Les deux premiers prêts ont des taux de 8 et 7 % alors que les taux des banques sont compris entre 4 et 5 %.
Pourquoi une telle différence ?
Dans un contrat entre deux personnes privées, prévoir un taux de 8 % ne choquerait personne mais, ici, il s'agit d'argent public qui va servir à rémunérer des portefeuilles privés.
Qui supportera les risques d'une éventuelle faillite ?
Difficile à dire. C'est bien Mars qui a emprunté les 200 millions aux banques mais rien ne nous certifie dans le plan de financement que la Ville ne s'est pas portée caution quelque part. De plus, il n'apparaît pas non plus que Bouygues ou Alstom se soient portés personnellement garants.
Mars est une société indépendante qu'une partie des actionnaires pourra quitter au bout de deux ans après la mise en service si elle prend l'eau. Ensuite, si faillite il y avait, la banque (qui a pris des sûretés réelles) deviendrait propriétaire du tramway et la collectivité n'aurait plus rien.
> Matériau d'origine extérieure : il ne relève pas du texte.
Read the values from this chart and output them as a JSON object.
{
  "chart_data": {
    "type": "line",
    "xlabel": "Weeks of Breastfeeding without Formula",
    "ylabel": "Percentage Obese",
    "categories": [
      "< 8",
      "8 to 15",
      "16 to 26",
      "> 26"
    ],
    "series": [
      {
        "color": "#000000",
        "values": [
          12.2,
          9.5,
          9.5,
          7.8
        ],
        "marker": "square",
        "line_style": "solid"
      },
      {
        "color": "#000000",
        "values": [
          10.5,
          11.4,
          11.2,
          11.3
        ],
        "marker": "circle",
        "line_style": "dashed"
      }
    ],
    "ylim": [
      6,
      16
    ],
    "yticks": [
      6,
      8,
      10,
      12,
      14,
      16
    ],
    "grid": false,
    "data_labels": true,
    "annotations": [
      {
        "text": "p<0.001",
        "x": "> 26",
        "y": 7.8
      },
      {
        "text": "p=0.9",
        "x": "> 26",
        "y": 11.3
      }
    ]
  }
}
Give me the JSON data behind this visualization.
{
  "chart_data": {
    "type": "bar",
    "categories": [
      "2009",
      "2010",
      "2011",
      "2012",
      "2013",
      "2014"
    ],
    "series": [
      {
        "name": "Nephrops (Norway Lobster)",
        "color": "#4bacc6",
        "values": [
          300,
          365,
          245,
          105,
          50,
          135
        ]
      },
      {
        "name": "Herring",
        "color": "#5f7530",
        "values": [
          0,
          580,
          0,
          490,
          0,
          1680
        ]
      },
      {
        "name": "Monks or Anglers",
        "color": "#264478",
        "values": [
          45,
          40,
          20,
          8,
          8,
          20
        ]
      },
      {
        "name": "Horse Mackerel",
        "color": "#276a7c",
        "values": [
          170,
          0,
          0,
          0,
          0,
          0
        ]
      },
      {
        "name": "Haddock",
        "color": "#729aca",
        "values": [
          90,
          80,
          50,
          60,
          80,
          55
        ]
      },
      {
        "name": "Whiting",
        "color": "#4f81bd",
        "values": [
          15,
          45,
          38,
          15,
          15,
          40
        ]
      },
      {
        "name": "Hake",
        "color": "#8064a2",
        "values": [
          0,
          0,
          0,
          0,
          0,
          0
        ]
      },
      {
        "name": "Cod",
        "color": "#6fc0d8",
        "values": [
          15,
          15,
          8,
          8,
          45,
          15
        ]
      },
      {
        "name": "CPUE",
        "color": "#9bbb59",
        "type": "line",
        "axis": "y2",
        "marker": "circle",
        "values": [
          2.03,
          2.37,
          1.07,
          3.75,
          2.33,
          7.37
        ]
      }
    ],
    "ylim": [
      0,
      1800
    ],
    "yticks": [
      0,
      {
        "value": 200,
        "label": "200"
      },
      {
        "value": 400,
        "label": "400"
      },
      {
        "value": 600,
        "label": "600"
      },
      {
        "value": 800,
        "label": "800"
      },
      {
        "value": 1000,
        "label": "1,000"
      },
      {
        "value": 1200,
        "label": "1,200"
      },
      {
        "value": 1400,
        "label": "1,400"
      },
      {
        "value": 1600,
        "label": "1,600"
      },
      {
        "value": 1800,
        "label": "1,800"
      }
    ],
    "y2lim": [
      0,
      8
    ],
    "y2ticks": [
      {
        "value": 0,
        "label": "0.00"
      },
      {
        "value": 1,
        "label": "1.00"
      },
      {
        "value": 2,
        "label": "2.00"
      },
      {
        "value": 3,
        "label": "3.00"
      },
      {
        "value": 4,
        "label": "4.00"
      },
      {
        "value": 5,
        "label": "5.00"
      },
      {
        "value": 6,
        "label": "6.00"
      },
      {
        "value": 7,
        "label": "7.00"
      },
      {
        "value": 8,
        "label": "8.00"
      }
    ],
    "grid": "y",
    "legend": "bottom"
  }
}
Ceci étant le pire des scénarios.
Où iront les subventions de l'État ?
Il est écrit dans le contrat que toute subvention publique sera intégrée dans le plan de financement mais il n'est pas écrit qu'elle viendra obligatoirement en déduction de ce que donne la collectivité.
Pourrions-nous être obligés de donner plus que prévu ?
C'est la grande question que pose Michel Guillaudeau depuis des mois. Devrons-nous remettre la main à la poche si les actionnaires n'ont pas leur rémunération annuelle ?
Dans le plan de financement à la page 12, un taux de rentabilité des fonds propres a bien été fixé à 9,56 %.
Il est aussi écrit que la subvention d'exploitation est réévaluée conformément à ce taux de rentabilité. Réévaluée à chaque fois que les actionnaires n'ont pas leur 9,56 % ? Mars répond que non (lire par ailleurs).
Pourquoi les élus ont-ils signé ce contrat onéreux ?
On peut se poser la question.
Des commissions à la pelle
Les prêts montés avec les banques sont truffés de multiples commissions.
Il y a des commissions d'instruction, des commissions de gestion, des commissions de souscription, plus surprenant des commissions d'arrangement, encore plus étonnant des commissions de non-utilisation.
Ces commissions sont parfois versées annuellement ou par semestre, elles ont toutes un taux différent. Il y en a de 20 000 euros par an, de 25 000 euros par semestre ou bien elles se calculent à l'aide d'un pourcentage et il est précisé qu'elles ne peuvent excéder 500 000 euros. Ce qui représente déjà une belle somme.
Ces commissions peuvent être versées par la banque à qui elle veut. Cela ne montre pas que tel ou tel a touché de l'argent mais prouve que beaucoup de monde est passé à la caisse.